Playing chess with your Raspberry Pi is great fun. But playing with on-screen graphics is a little lame. One Raspberry Pi builder has hacked the Raspberry Pi into a real-life chess board to make the best of both worlds.
We've looked at mechanical boards before, especially the fantastic Wizard Chess project built by Bethanie Fentiman.
That project used magnets and servo arms to move the pieces around. What we have here is a more reasonable build that anybody can put together. The Arduino and Raspberry Pi Computer uses Reed Switches and LED lights.
With this build, have to move the pieces yourself. The LED lights flash to indicate which pieces go where.
It plays a mean game though, at Grandmaster level. The builders are serious players so they are using the best system around. The Raspberry Pi is running the Stockfish chess engine.

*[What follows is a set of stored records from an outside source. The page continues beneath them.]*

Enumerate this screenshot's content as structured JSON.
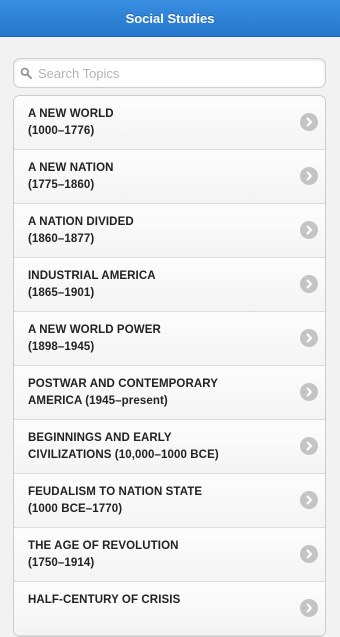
{
  "header": {
    "title": "Social Studies"
  },
  "search": {
    "placeholder": "Search Topics",
    "value": ""
  },
  "topics": [
    {
      "line1": "A NEW WORLD",
      "line2": "(1000–1776)"
    },
    {
      "line1": "A NEW NATION",
      "line2": "(1775–1860)"
    },
    {
      "line1": "A NATION DIVIDED",
      "line2": "(1860–1877)"
    },
    {
      "line1": "INDUSTRIAL AMERICA",
      "line2": "(1865–1901)"
    },
    {
      "line1": "A NEW WORLD POWER",
      "line2": "(1898–1945)"
    },
    {
      "line1": "POSTWAR AND CONTEMPORARY",
      "line2": "AMERICA (1945–present)"
    },
    {
      "line1": "BEGINNINGS AND EARLY",
      "line2": "CIVILIZATIONS (10,000–1000 BCE)"
    },
    {
      "line1": "FEUDALISM TO NATION STATE",
      "line2": "(1000 BCE–1770)"
    },
    {
      "line1": "THE AGE OF REVOLUTION",
      "line2": "(1750–1914)"
    },
    {
      "line1": "HALF-CENTURY OF CRISIS",
      "line2": ""
    }
  ],
  "icons": {
    "search": "search-icon",
    "chevron": "chevron-right-icon"
  },
  "colors": {
    "header": "#2a7fd4",
    "chevron": "#c4c4c4"
  }
}
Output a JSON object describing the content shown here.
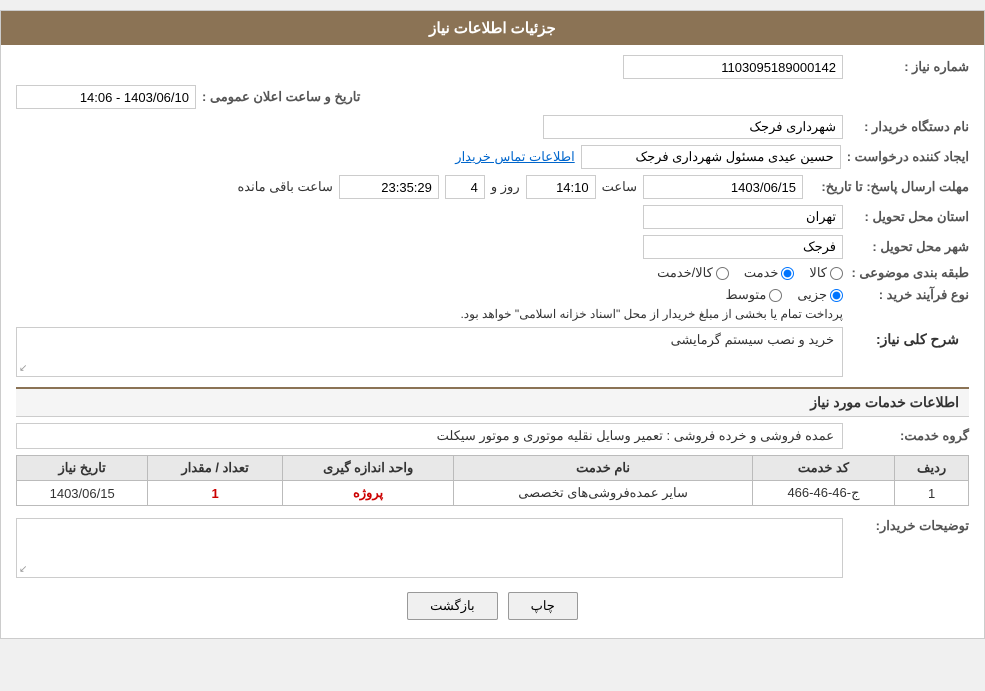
{
  "header": {
    "title": "جزئیات اطلاعات نیاز"
  },
  "form": {
    "shmare_niaz_label": "شماره نیاز :",
    "shmare_niaz_value": "1103095189000142",
    "nam_dastgah_label": "نام دستگاه خریدار :",
    "nam_dastgah_value": "شهرداری فرجک",
    "ijad_konande_label": "ایجاد کننده درخواست :",
    "ijad_konande_value": "حسین عیدی مسئول شهرداری فرجک",
    "ettelaat_tamas_link": "اطلاعات تماس خریدار",
    "mohlat_ersal_label": "مهلت ارسال پاسخ: تا تاریخ:",
    "mohlat_date": "1403/06/15",
    "mohlat_saat_label": "ساعت",
    "mohlat_saat_value": "14:10",
    "mohlat_rooz_label": "روز و",
    "mohlat_rooz_value": "4",
    "mohlat_saat_mande_label": "ساعت باقی مانده",
    "mohlat_saat_mande_value": "23:35:29",
    "ostan_label": "استان محل تحویل :",
    "ostan_value": "تهران",
    "shahr_label": "شهر محل تحویل :",
    "shahr_value": "فرجک",
    "tabeeh_label": "طبقه بندی موضوعی :",
    "tabeeh_options": [
      {
        "label": "کالا",
        "value": "kala"
      },
      {
        "label": "خدمت",
        "value": "khedmat"
      },
      {
        "label": "کالا/خدمت",
        "value": "kala_khedmat"
      }
    ],
    "tabeeh_selected": "khedmat",
    "farvanad_label": "نوع فرآیند خرید :",
    "farvanad_options": [
      {
        "label": "جزیی",
        "value": "jozi"
      },
      {
        "label": "متوسط",
        "value": "motavaset"
      }
    ],
    "farvanad_selected": "jozi",
    "farvanad_note": "پرداخت تمام یا بخشی از مبلغ خریدار از محل \"اسناد خزانه اسلامی\" خواهد بود.",
    "tarikh_va_saat_label": "تاریخ و ساعت اعلان عمومی :",
    "tarikh_va_saat_value": "1403/06/10 - 14:06"
  },
  "sharh": {
    "section_title": "شرح کلی نیاز:",
    "text": "خرید و نصب سیستم گرمایشی"
  },
  "khadamat": {
    "section_title": "اطلاعات خدمات مورد نیاز",
    "goroh_label": "گروه خدمت:",
    "goroh_value": "عمده فروشی و خرده فروشی : تعمیر وسایل نقلیه موتوری و موتور سیکلت",
    "table": {
      "headers": [
        "ردیف",
        "کد خدمت",
        "نام خدمت",
        "واحد اندازه گیری",
        "تعداد / مقدار",
        "تاریخ نیاز"
      ],
      "rows": [
        {
          "radif": "1",
          "kod": "ج-46-46-466",
          "nam": "سایر عمده‌فروشی‌های تخصصی",
          "vahed": "پروژه",
          "tedad": "1",
          "tarikh": "1403/06/15"
        }
      ]
    }
  },
  "toz": {
    "label": "توضیحات خریدار:",
    "text": ""
  },
  "buttons": {
    "chap_label": "چاپ",
    "bazgasht_label": "بازگشت"
  }
}
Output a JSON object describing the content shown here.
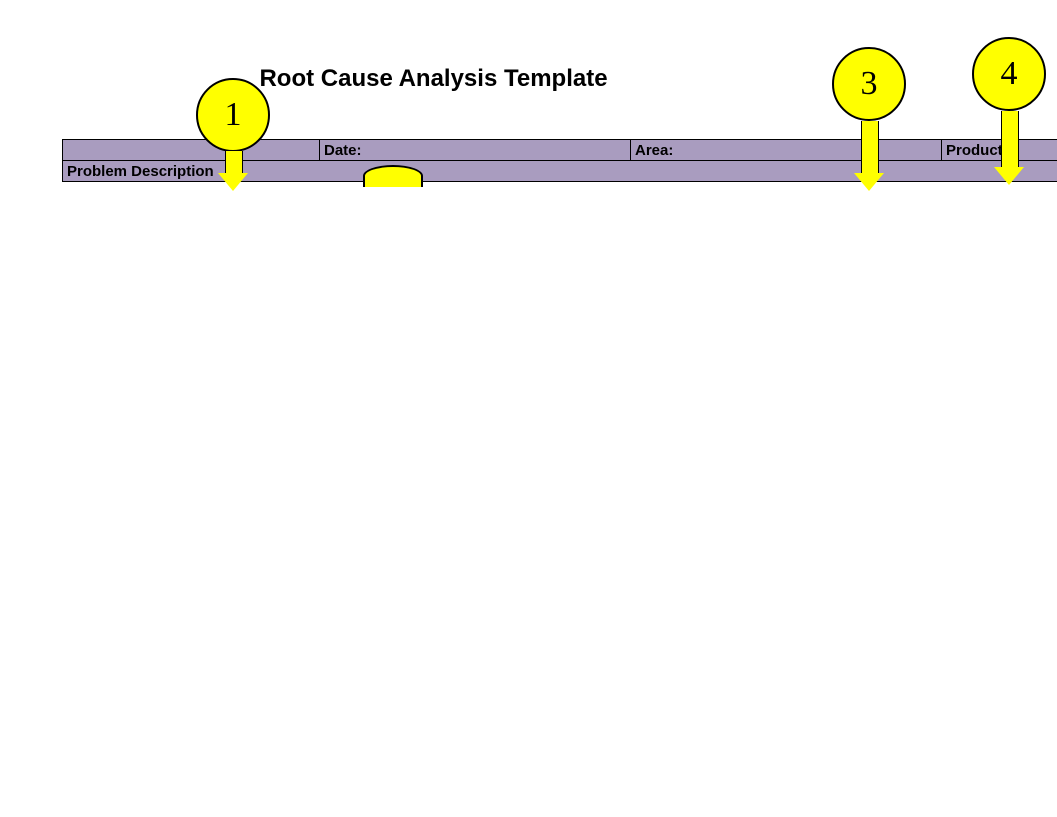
{
  "title": "Root Cause Analysis Template",
  "row1": {
    "cell1": "",
    "cell2": "Date:",
    "cell3": "Area:",
    "cell4": "Product/P"
  },
  "row2": {
    "label": "Problem Description"
  },
  "callouts": {
    "c1": "1",
    "c3": "3",
    "c4": "4"
  }
}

Build a wooden chess board with Reed Switch Piece Recognition and LED move indicators
"[Wizard Chess ] looks great." the maker Max Dobres told us. "At the other end of the spectrum, a group of us 60-plus 'Silver Coders' have been building Raspberry Pi systems that play at the level of Grand Masters."
The project "tries to recreate the old fashioned idea of playing real games with wooden pieces" said Max.
Max continues: "Years ago, you could buy dedicated computers, but the advent of ubiquitous hi power technology means that board games are available for free on mobile devices. The board computer is a thing of the past. Now with the advent of the Raspberry Pi we can build our own piece sensing board out of wood and play Magnus Carlsen in our own living room."